LSU held Florida, a similar spread running team, to 4 yards per carry.  I like LSU's defensive line to again clog things up between the tackles which should free up the linebackers to make plays.  This game is perfectly suited for Harry Coleman to log double digit tackles, and LSU needs him to have a good game.  Since Auburn runs so much stuff on the edges, it will be critical for LSU's cornerbacks to help in run support.  Patrick Peterson, Jai Eugene, and Chris Hawkins have all excelled in that area so far this year. 

Auburn likes to throw a lot of screens and quick passes and rely on their receivers and backs to get yards after the catch.  LSU's cornerbacks will again be called upon to shake blockers and make tackles.  Receiver Darvin Adams has been very good for Auburn this year, but he's not an AJ Green type of player that you need to game plan against.  They'll also look to former running back Mario Fanin and Terrell Zachery in the passing game.  All three receivers are having nice seasons and quarterback Chris Todd is spreading it around nicely.
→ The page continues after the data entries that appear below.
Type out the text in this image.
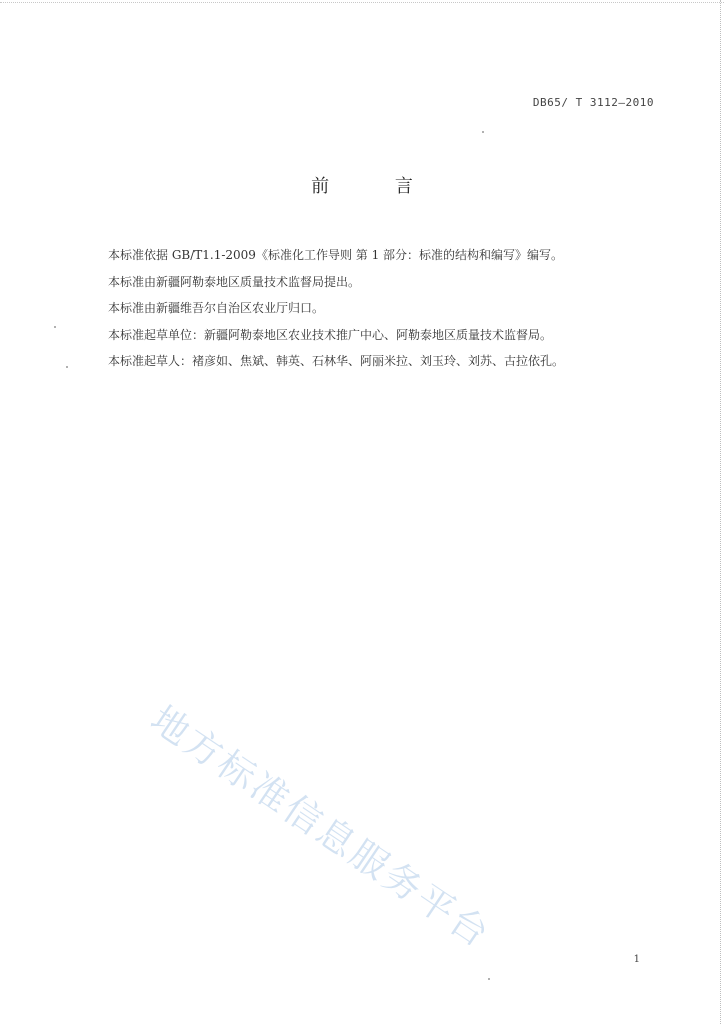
DB65/ T 3112—2010
前 言
本标准依据 GB/T1.1-2009《标准化工作导则 第 1 部分：标准的结构和编写》编写。
本标准由新疆阿勒泰地区质量技术监督局提出。
本标准由新疆维吾尔自治区农业厅归口。
本标准起草单位：新疆阿勒泰地区农业技术推广中心、阿勒泰地区质量技术监督局。
本标准起草人：褚彦如、焦斌、韩英、石林华、阿丽米拉、刘玉玲、刘苏、古拉依孔。
地方标准信息服务平台
1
Todd is not mobile so if LSU is able to generate some pressure, they should affect some throws.  The Tigers have just five sacks in six games so I'm not expecting a dominant pass rush, especially since Auburn likes to get rid of the ball so quickly.  Here is some video of what Auburn likes to do on offense:

All in all, I think LSU is just a better football team.  Combined with some favorable match ups and what should be a nice home field advantage, LSU has no excuses for not winning this game.  This is a critical game for both teams, but I suspect LSU will be playing with a greater sense of urgency.  This series has seen a lot of very close games recently, and I don't expect that to change on Saturday.  I like the good guys in a tight game.